In the given environmental calculus problem, the first concept we need to understand is the population function. It is represented as:

• \[ p(t) = 8 + 0.2t^2 \]

This function tells us the population size in thousands over time, where \( t \) represents years. The population starts at 8,000 (when \( t = 0 \)). As time (\( t \)) increases, the population grows. The growth is not linear but quadratic because the \( 0.2t^2 \) term has \( t \) squared. This means population growth accelerates over time. Understanding the population function is key to solving the overall problem as it tells us how many people there will be at any given time in the future.

Next, we need to calculate the smog level based on population. The smog function is given as:

• \[ Q(p) = \sqrt{0.5p + 19.4} \]

The smog level \( Q \) depends on the population \( p \) in thousands. The function explains how smog increases with more people. There are two parts to this formula: a term dependent on the population, \( 0.5p \), and a constant, 19.4. Adding more people increases the pollution component of the smog level calculation.
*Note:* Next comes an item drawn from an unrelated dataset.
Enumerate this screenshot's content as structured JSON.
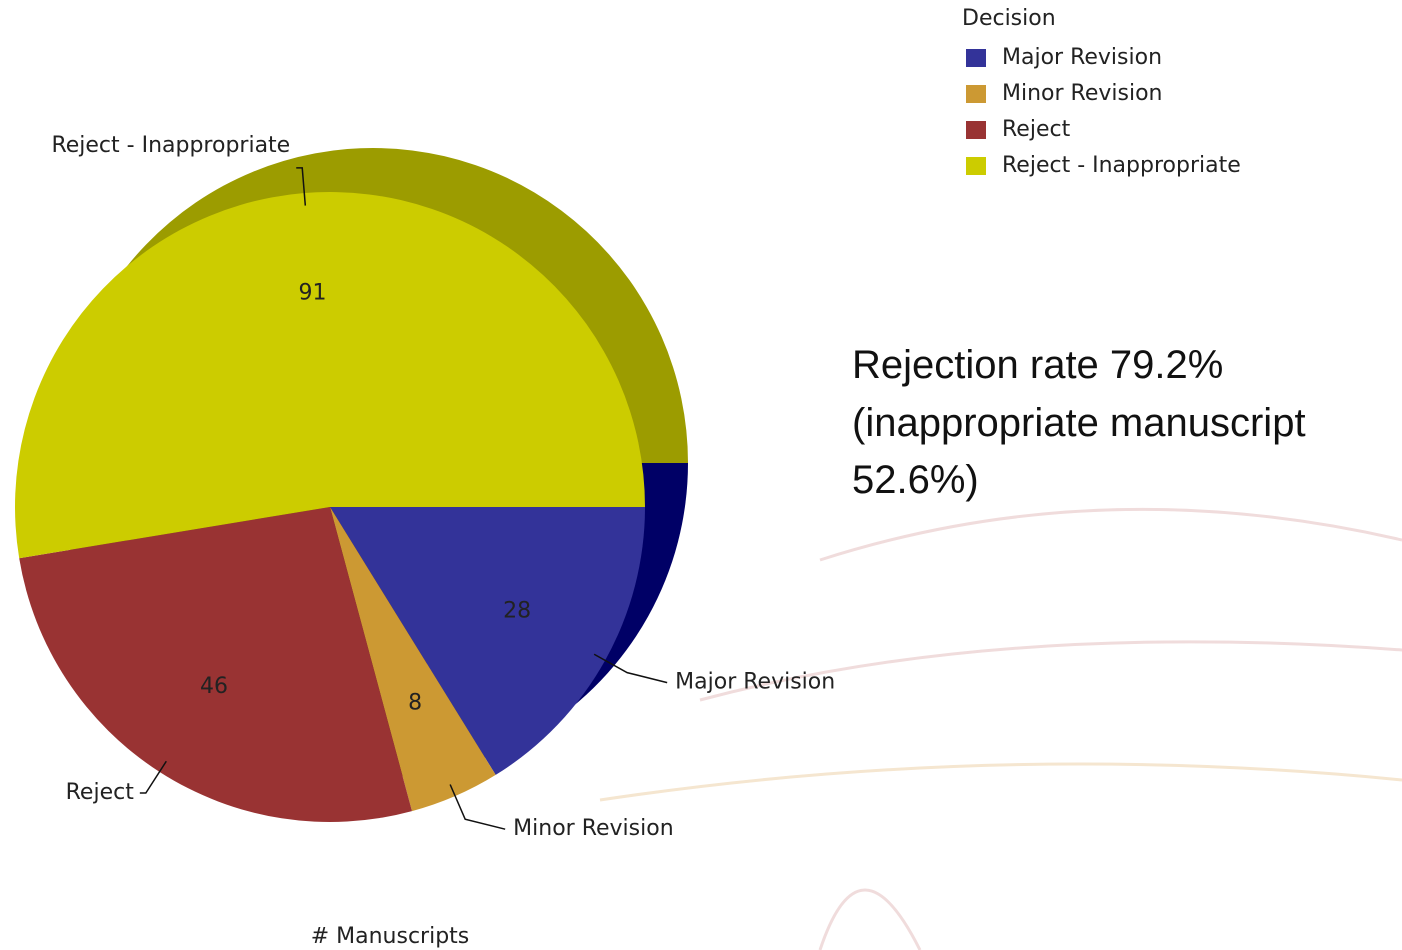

The constant output of 19.4 adds to the baseline smog level. Thus, this function directly connects population size to the amount of smog in the air.

Now, let's talk about how these functions change over time. Initially, we have two separate functions:

• The population function, \( p(t) \), that changes with time.
• The smog function, \( Q(p) \), that changes with population.
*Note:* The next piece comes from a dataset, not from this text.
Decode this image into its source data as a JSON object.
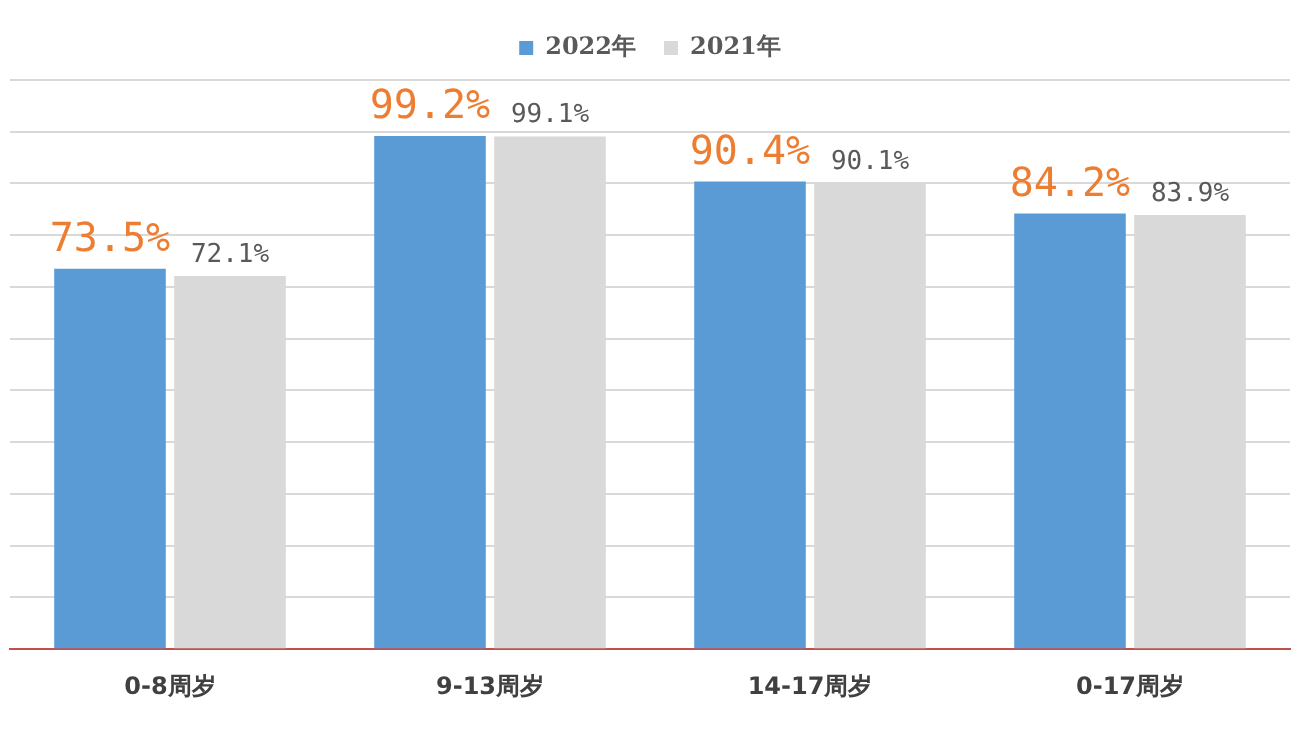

To connect them, we substitute \( p(t) \) into the smog function so we can describe smog levels directly as a function of time (\( t \)). This step is crucial for solving our questions relating to future smog levels. After substitution, make sure to simplify the resulting function to make it easy to handle. The combined function becomes:

• \[ Q(t) = \sqrt{23.4 + 0.1t^2} \]

This new function helps determine smog levels at any point in time.

In this problem, square roots play an important role, especially in the smog level calculation. The smog function, \( Q(p) \), involves computing the square root:

• \[ Q(p) = \sqrt{0.5p + 19.4} \]

When we substituted \( p(t) \) into this function, we got:

• \[ Q(t) = \sqrt{23.4 + 0.1t^2} \]

Remember when dealing with square roots:

• Ensure the term inside (the radicand) is non-negative.
• Simplify the radicand as much as possible before applying the square root.

Accurately handling square roots is essential in determining the smog levels at various points in time and solving for \( t \).

Algebraic substitution is a powerful technique used here to simplify expressions and solve complex equations. We substituted the population function \( p(t) \) into the smog function \( Q(p) \). This turned two separate functions into one time-based function. Steps involved in substitution:

• Identify the variable you want to replace (in our case, population \( p \)).
• Replace it with the corresponding expression (\( p(t) = 8 + 0.2t^2 \)).
• Simplify the new expression.

This leads us to solve specific questions, like finding future smog levels or specific times when smog reaches a certain level. It's a method that helps bridge the relationships between different variables.